Dopo la sentenza di assoluzione dei quattro giornalisti del Caffè, lo scorso mese di maggio, e quella di condanna del chirurgo Piercarlo Rey, lo scorso mese di settembre, anche il deputato MPS Matteo Pronzini ha deciso di chinarsi (nuovamente) sul cosiddetto “caso Rey-Sant’Anna” (vedi articoli suggeriti). Una vicenda che per il deputato "lascia aperti interrogativi di importanza fondamentale nell’ottica della sicurezza dei pazienti" che "emergono dalle stesse carte processuali".
"Dalle risultanze dell’inchiesta penale a carico del dottor Rey è emerso che, prima di quel tragico errore, alla clinica Sant’Anna non veniva applicata la procedura di identificazione dei pazienti “time-out” (modello internazionale raccomandato dall’Organizzazione mondiale della sanità almeno dal 2009), né un’altra procedura standardizzata - rammenta Pronzini - La circostanza è stata confermata dallo stesso direttore sanitario della clinica davanti al procuratore pubblico Paolo Bordoli".
"Riguardo alla procedura di identificazione dei pazienti “time-out”, nel suo avviso 28 agosto 2015 in merito ai gravi fatti dell’8 luglio 2014 alla Sant’Anna, la Commissione di vigilanza sanitaria ha precisato che: 'si tratta di disposizioni emesse dalle più importanti organizzazioni mondiali di tutela della salute pubblica (…) che hanno il precipuo scopo di evitare errori proprio del tipo di quello che si è verificato nella fattispecie (…)'", prosegue il deputato.
"Proprio su questo tema così delicato e di così fondamentale importanza per la sicurezza dei pazienti, le carte processuali raccontano un fatto sconcertante: il 13 febbraio 2014, ovvero 5 mesi prima dei fatti, alla Sant’Anna ha avuto luogo l’ispezione da parte dell’Ufficio del medico cantonale, ai fini di verificare i requisiti essenziali per il rinnovo dell’autorizzazione all’esercizio. Ebbene, il protocollo ufficiale di quell’ispezione, accanto alla voce 'Procedura Time out' registra 'conforme'". Una bugia, scrive il deputato MPS, in quanto "il direttore sanitario della clinica ha confermato davanti al magistrato titolare dell’inchiesta penale che alla Sant’Anna la procedura “time out” è stata introdotta solo dopo i fatti!"

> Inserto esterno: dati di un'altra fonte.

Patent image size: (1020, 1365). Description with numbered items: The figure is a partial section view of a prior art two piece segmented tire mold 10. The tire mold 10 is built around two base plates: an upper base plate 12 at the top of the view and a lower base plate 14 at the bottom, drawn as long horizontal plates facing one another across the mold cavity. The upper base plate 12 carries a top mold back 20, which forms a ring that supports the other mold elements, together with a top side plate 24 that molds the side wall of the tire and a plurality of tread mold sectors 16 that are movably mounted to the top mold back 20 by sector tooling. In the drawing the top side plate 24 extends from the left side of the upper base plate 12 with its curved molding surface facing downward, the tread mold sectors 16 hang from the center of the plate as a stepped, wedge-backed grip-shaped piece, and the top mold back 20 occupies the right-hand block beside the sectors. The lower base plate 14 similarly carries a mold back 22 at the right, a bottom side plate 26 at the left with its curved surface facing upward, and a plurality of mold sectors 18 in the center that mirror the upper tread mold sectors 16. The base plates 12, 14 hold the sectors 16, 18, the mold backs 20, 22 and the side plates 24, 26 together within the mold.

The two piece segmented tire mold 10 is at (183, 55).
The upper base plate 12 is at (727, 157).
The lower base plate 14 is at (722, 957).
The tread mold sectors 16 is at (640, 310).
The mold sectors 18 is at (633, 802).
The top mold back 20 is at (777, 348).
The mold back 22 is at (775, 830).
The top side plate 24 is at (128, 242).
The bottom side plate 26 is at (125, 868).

Alla luce di queste considerazioni, il deputato MPS pone le seguenti domande al Governo:
1. Il medico cantonale e le competenti autorità cantonali sono a conoscenza del fatto che il protocollo dell’ispezione effettuata dall’Ufficio del medico cantonale il 13 febbraio 2014 alla clinica Sant’Anna contiene una falsa attestazione in merito alla procedura di identificazione dei pazienti “time-out”?2. Se si, quando e come ne sono venuti a conoscenza?3. Quali misure hanno intrapreso, ovvero intendono intraprendere, il medico cantonale e le competenti autorità cantonali al riguardo?4. In generale, nell’ambito delle ispezioni dell’Ufficio del medico cantonale ai fini di verificare i requisiti essenziali per il rilascio/rinnovo dell’autorizzazione all’esercizio alle diverse strutture sanitarie del Cantone, quali modalità e quali misure specifiche vengono adottate onde scongiurare il rischio di false attestazioni?